New research suggests that business leaders might want to rein in their agreeableness when providing constructive feedback. The study, published in Personality and Individual Differences, provides evidence that warm and friendly leaders tend to provide less effective feedback to their team.
“I am interested in team effectiveness. Most of today’s work in organizations is performed by teams, yet high-performing teams is not the norm,” explained study author Jean-François Harvey, an associate professor at HEC Montréal and co-author of “Extreme Teaming.”
“Leadership is a key factor in determining if teams are going to be effective or not, and feedback is one of the main tools for leaders to influence team performance. Thus, I thought that we should consider personality characteristics of the leader and how those can affect the impact of their feedback on their team, starting with agreeableness — the highest-variance personality characteristic among the Big Five.”
“Agreeable individuals have the behavioral tendency to subordinate various self-centered emotions such as frustration or exasperation in favor of other-oriented, empathic expressions of support or prosocial behavior (i.e., empathy, forgiveness).”
Harvey and his research team conducted two studies to examine how agreeableness influenced feedback and team task performance.
In the first study, 182 adults were asked to provide actionable feedback to the writer of a cover letter and then completed a personality assessment. The researchers used text analysis software to identify the proportion of words in the feedback submissions that were associated with positive and negative emotions, and found that an individual’s level of agreeableness was associated the emotional tone of the feedback that they provided.
For their second study, the researchers collected data from 517 salespeople and 53 sales team leaders who were working for a financial services firm in Canada.
The team leaders provided information about how much constructive feedback they gave their team and completed a measure of agreeableness. The team members provided information about the team’s reflexivity, or the extent to which they reviewed their approaches their job and discussed the methods used “to get the job done.” The teams were also rated on their ability to come up with new ideas to improve performance, develop adequate plans for the implementation of new ideas, finding new ways of performing work tasks.
Team leaders who provided more constructive feedback tended to have team members who reported higher levels of reflexivity. Teams with greater reflexivity, in turn, tended to have greater performance. Importantly, the researchers found that the link between constructive feedback and increased team reflexivity was especially strong for teams with more disagreeable leaders.
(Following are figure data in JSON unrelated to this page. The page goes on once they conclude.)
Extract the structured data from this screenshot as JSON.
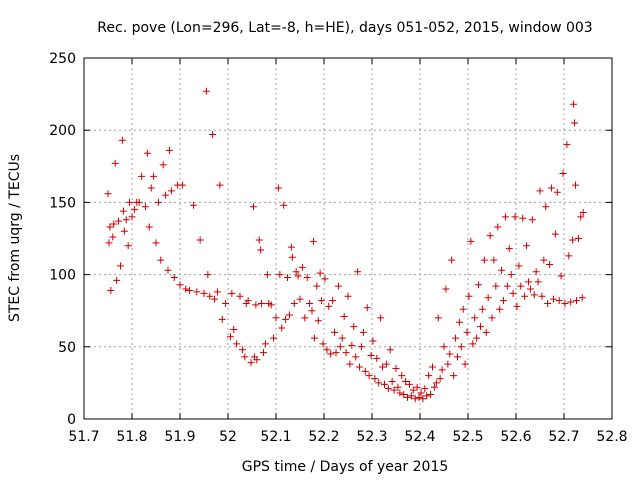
{
  "chart_data": {
    "type": "scatter",
    "title": "Rec. pove (Lon=296, Lat=-8, h=HE), days 051-052, 2015, window 003",
    "xlabel": "GPS time / Days of year 2015",
    "ylabel": "STEC from uqrg / TECUs",
    "xlim": [
      51.7,
      52.8
    ],
    "ylim": [
      0,
      250
    ],
    "x_ticks": [
      "51.7",
      "51.8",
      "51.9",
      "52",
      "52.1",
      "52.2",
      "52.3",
      "52.4",
      "52.5",
      "52.6",
      "52.7",
      "52.8"
    ],
    "y_ticks": [
      "0",
      "50",
      "100",
      "150",
      "200",
      "250"
    ],
    "grid": true,
    "marker": "+",
    "color": "#cc0000",
    "series": [
      {
        "points": [
          [
            51.75,
            156
          ],
          [
            51.752,
            122
          ],
          [
            51.754,
            133
          ],
          [
            51.756,
            89
          ],
          [
            51.76,
            126
          ],
          [
            51.762,
            135
          ],
          [
            51.765,
            177
          ],
          [
            51.768,
            96
          ],
          [
            51.772,
            137
          ],
          [
            51.776,
            106
          ],
          [
            51.78,
            193
          ],
          [
            51.782,
            144
          ],
          [
            51.784,
            130
          ],
          [
            51.788,
            138
          ],
          [
            51.792,
            120
          ],
          [
            51.795,
            150
          ],
          [
            51.8,
            140
          ],
          [
            51.805,
            145
          ],
          [
            51.81,
            150
          ],
          [
            51.815,
            150
          ],
          [
            51.82,
            168
          ],
          [
            51.828,
            147
          ],
          [
            51.832,
            184
          ],
          [
            51.836,
            133
          ],
          [
            51.84,
            160
          ],
          [
            51.845,
            168
          ],
          [
            51.85,
            122
          ],
          [
            51.855,
            150
          ],
          [
            51.86,
            110
          ],
          [
            51.865,
            176
          ],
          [
            51.87,
            155
          ],
          [
            51.875,
            103
          ],
          [
            51.878,
            186
          ],
          [
            51.882,
            158
          ],
          [
            51.888,
            98
          ],
          [
            51.895,
            162
          ],
          [
            51.9,
            93
          ],
          [
            51.905,
            162
          ],
          [
            51.912,
            90
          ],
          [
            51.92,
            89
          ],
          [
            51.928,
            148
          ],
          [
            51.935,
            88
          ],
          [
            51.942,
            124
          ],
          [
            51.95,
            87
          ],
          [
            51.955,
            227
          ],
          [
            51.958,
            100
          ],
          [
            51.962,
            85
          ],
          [
            51.968,
            197
          ],
          [
            51.972,
            83
          ],
          [
            51.978,
            88
          ],
          [
            51.983,
            162
          ],
          [
            51.988,
            69
          ],
          [
            51.995,
            80
          ],
          [
            52.005,
            57
          ],
          [
            52.008,
            87
          ],
          [
            52.012,
            62
          ],
          [
            52.018,
            52
          ],
          [
            52.025,
            85
          ],
          [
            52.03,
            48
          ],
          [
            52.035,
            43
          ],
          [
            52.038,
            80
          ],
          [
            52.042,
            82
          ],
          [
            52.048,
            39
          ],
          [
            52.053,
            147
          ],
          [
            52.055,
            43
          ],
          [
            52.058,
            79
          ],
          [
            52.06,
            41
          ],
          [
            52.065,
            124
          ],
          [
            52.068,
            117
          ],
          [
            52.07,
            80
          ],
          [
            52.074,
            46
          ],
          [
            52.078,
            52
          ],
          [
            52.082,
            100
          ],
          [
            52.085,
            80
          ],
          [
            52.09,
            79
          ],
          [
            52.095,
            56
          ],
          [
            52.1,
            70
          ],
          [
            52.105,
            160
          ],
          [
            52.108,
            100
          ],
          [
            52.112,
            63
          ],
          [
            52.116,
            148
          ],
          [
            52.12,
            69
          ],
          [
            52.124,
            98
          ],
          [
            52.128,
            72
          ],
          [
            52.132,
            119
          ],
          [
            52.134,
            112
          ],
          [
            52.138,
            80
          ],
          [
            52.142,
            102
          ],
          [
            52.146,
            99
          ],
          [
            52.15,
            83
          ],
          [
            52.155,
            105
          ],
          [
            52.16,
            70
          ],
          [
            52.165,
            98
          ],
          [
            52.17,
            80
          ],
          [
            52.175,
            75
          ],
          [
            52.178,
            123
          ],
          [
            52.18,
            56
          ],
          [
            52.185,
            92
          ],
          [
            52.188,
            68
          ],
          [
            52.192,
            101
          ],
          [
            52.195,
            82
          ],
          [
            52.198,
            52
          ],
          [
            52.202,
            97
          ],
          [
            52.206,
            48
          ],
          [
            52.21,
            78
          ],
          [
            52.214,
            45
          ],
          [
            52.218,
            82
          ],
          [
            52.222,
            60
          ],
          [
            52.225,
            46
          ],
          [
            52.23,
            92
          ],
          [
            52.234,
            50
          ],
          [
            52.238,
            56
          ],
          [
            52.242,
            71
          ],
          [
            52.246,
            46
          ],
          [
            52.25,
            85
          ],
          [
            52.254,
            38
          ],
          [
            52.258,
            51
          ],
          [
            52.262,
            64
          ],
          [
            52.266,
            43
          ],
          [
            52.27,
            102
          ],
          [
            52.274,
            36
          ],
          [
            52.278,
            50
          ],
          [
            52.282,
            60
          ],
          [
            52.286,
            33
          ],
          [
            52.29,
            77
          ],
          [
            52.294,
            30
          ],
          [
            52.298,
            44
          ],
          [
            52.302,
            54
          ],
          [
            52.306,
            28
          ],
          [
            52.31,
            42
          ],
          [
            52.314,
            25
          ],
          [
            52.318,
            70
          ],
          [
            52.322,
            36
          ],
          [
            52.326,
            24
          ],
          [
            52.33,
            38
          ],
          [
            52.334,
            21
          ],
          [
            52.338,
            48
          ],
          [
            52.342,
            26
          ],
          [
            52.346,
            20
          ],
          [
            52.35,
            35
          ],
          [
            52.354,
            22
          ],
          [
            52.358,
            18
          ],
          [
            52.362,
            30
          ],
          [
            52.366,
            17
          ],
          [
            52.37,
            26
          ],
          [
            52.374,
            15
          ],
          [
            52.378,
            24
          ],
          [
            52.382,
            16
          ],
          [
            52.386,
            20
          ],
          [
            52.39,
            14
          ],
          [
            52.394,
            22
          ],
          [
            52.398,
            15
          ],
          [
            52.402,
            18
          ],
          [
            52.406,
            14
          ],
          [
            52.41,
            21
          ],
          [
            52.414,
            16
          ],
          [
            52.418,
            30
          ],
          [
            52.422,
            17
          ],
          [
            52.426,
            36
          ],
          [
            52.43,
            22
          ],
          [
            52.434,
            25
          ],
          [
            52.438,
            70
          ],
          [
            52.442,
            28
          ],
          [
            52.446,
            34
          ],
          [
            52.45,
            50
          ],
          [
            52.454,
            90
          ],
          [
            52.458,
            38
          ],
          [
            52.462,
            45
          ],
          [
            52.466,
            110
          ],
          [
            52.47,
            30
          ],
          [
            52.474,
            56
          ],
          [
            52.478,
            43
          ],
          [
            52.482,
            67
          ],
          [
            52.486,
            50
          ],
          [
            52.49,
            76
          ],
          [
            52.494,
            38
          ],
          [
            52.498,
            60
          ],
          [
            52.502,
            85
          ],
          [
            52.506,
            123
          ],
          [
            52.51,
            52
          ],
          [
            52.514,
            70
          ],
          [
            52.518,
            56
          ],
          [
            52.522,
            93
          ],
          [
            52.526,
            64
          ],
          [
            52.53,
            76
          ],
          [
            52.534,
            110
          ],
          [
            52.538,
            60
          ],
          [
            52.542,
            84
          ],
          [
            52.546,
            127
          ],
          [
            52.55,
            70
          ],
          [
            52.554,
            110
          ],
          [
            52.558,
            92
          ],
          [
            52.562,
            133
          ],
          [
            52.566,
            76
          ],
          [
            52.57,
            103
          ],
          [
            52.574,
            82
          ],
          [
            52.578,
            140
          ],
          [
            52.582,
            92
          ],
          [
            52.586,
            118
          ],
          [
            52.59,
            100
          ],
          [
            52.594,
            87
          ],
          [
            52.598,
            140
          ],
          [
            52.602,
            78
          ],
          [
            52.606,
            106
          ],
          [
            52.61,
            92
          ],
          [
            52.614,
            139
          ],
          [
            52.618,
            85
          ],
          [
            52.622,
            120
          ],
          [
            52.626,
            95
          ],
          [
            52.63,
            90
          ],
          [
            52.634,
            138
          ],
          [
            52.638,
            86
          ],
          [
            52.642,
            102
          ],
          [
            52.646,
            95
          ],
          [
            52.65,
            158
          ],
          [
            52.654,
            85
          ],
          [
            52.658,
            110
          ],
          [
            52.662,
            147
          ],
          [
            52.666,
            80
          ],
          [
            52.67,
            107
          ],
          [
            52.674,
            160
          ],
          [
            52.678,
            83
          ],
          [
            52.682,
            128
          ],
          [
            52.686,
            157
          ],
          [
            52.69,
            82
          ],
          [
            52.694,
            99
          ],
          [
            52.698,
            170
          ],
          [
            52.702,
            80
          ],
          [
            52.706,
            190
          ],
          [
            52.71,
            113
          ],
          [
            52.714,
            81
          ],
          [
            52.718,
            124
          ],
          [
            52.72,
            218
          ],
          [
            52.722,
            205
          ],
          [
            52.724,
            162
          ],
          [
            52.726,
            82
          ],
          [
            52.73,
            125
          ],
          [
            52.735,
            140
          ],
          [
            52.738,
            84
          ],
          [
            52.74,
            143
          ]
        ]
      }
    ]
  }
}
“We show that agreeableness heightens the positive emotional tone that an individual uses when providing constructive feedback. Then, in a second study, we show that highly agreeable leaders’ constructive feedback is less impactful than lesser agreeable ones: the former’s feedback does not push their team to reflect on its work, which stimulates performance,” Harvey told PsyPost.
“In other words, tone can make the meaning of feedback ambiguous and the feedback-giver’s intentions can be hard to decipher. Thus, highly agreeable leaders may want to be mindful of their tendencies to use positive emotional tone when providing constructive feedback.”
“This does not mean to be disagreeable in general—there are pros to being agreeable such as invoking strong social ties and building high-quality relationships—but to be aware of the influence of the facet of one’s personality when providing constructive feedback,” Harvey explained.
But the study, like all research, includes some caveats.
“We do not consider the team members’ attributes and we only tested our theory with sales teams,” Harvey said. “Some individuals may be particularly keen at picking up the cues from any type of feedback, and start a conversation that spurs reflexivity within their team. Moreover, future research should both examine leader agreeableness and feedback dynamics in other contexts.”
“Agreeableness has been shown to positively influence leadership effectiveness when effectiveness is defined by affective and relational dimensions, but not when it is defined in terms of execution and performance,” he added. “The study helps explain why that is.”
The study, “Constructive feedback: When leader agreeableness stifles team reflexivity“, was authored by Jean-François Harvey and Paul Green Jr.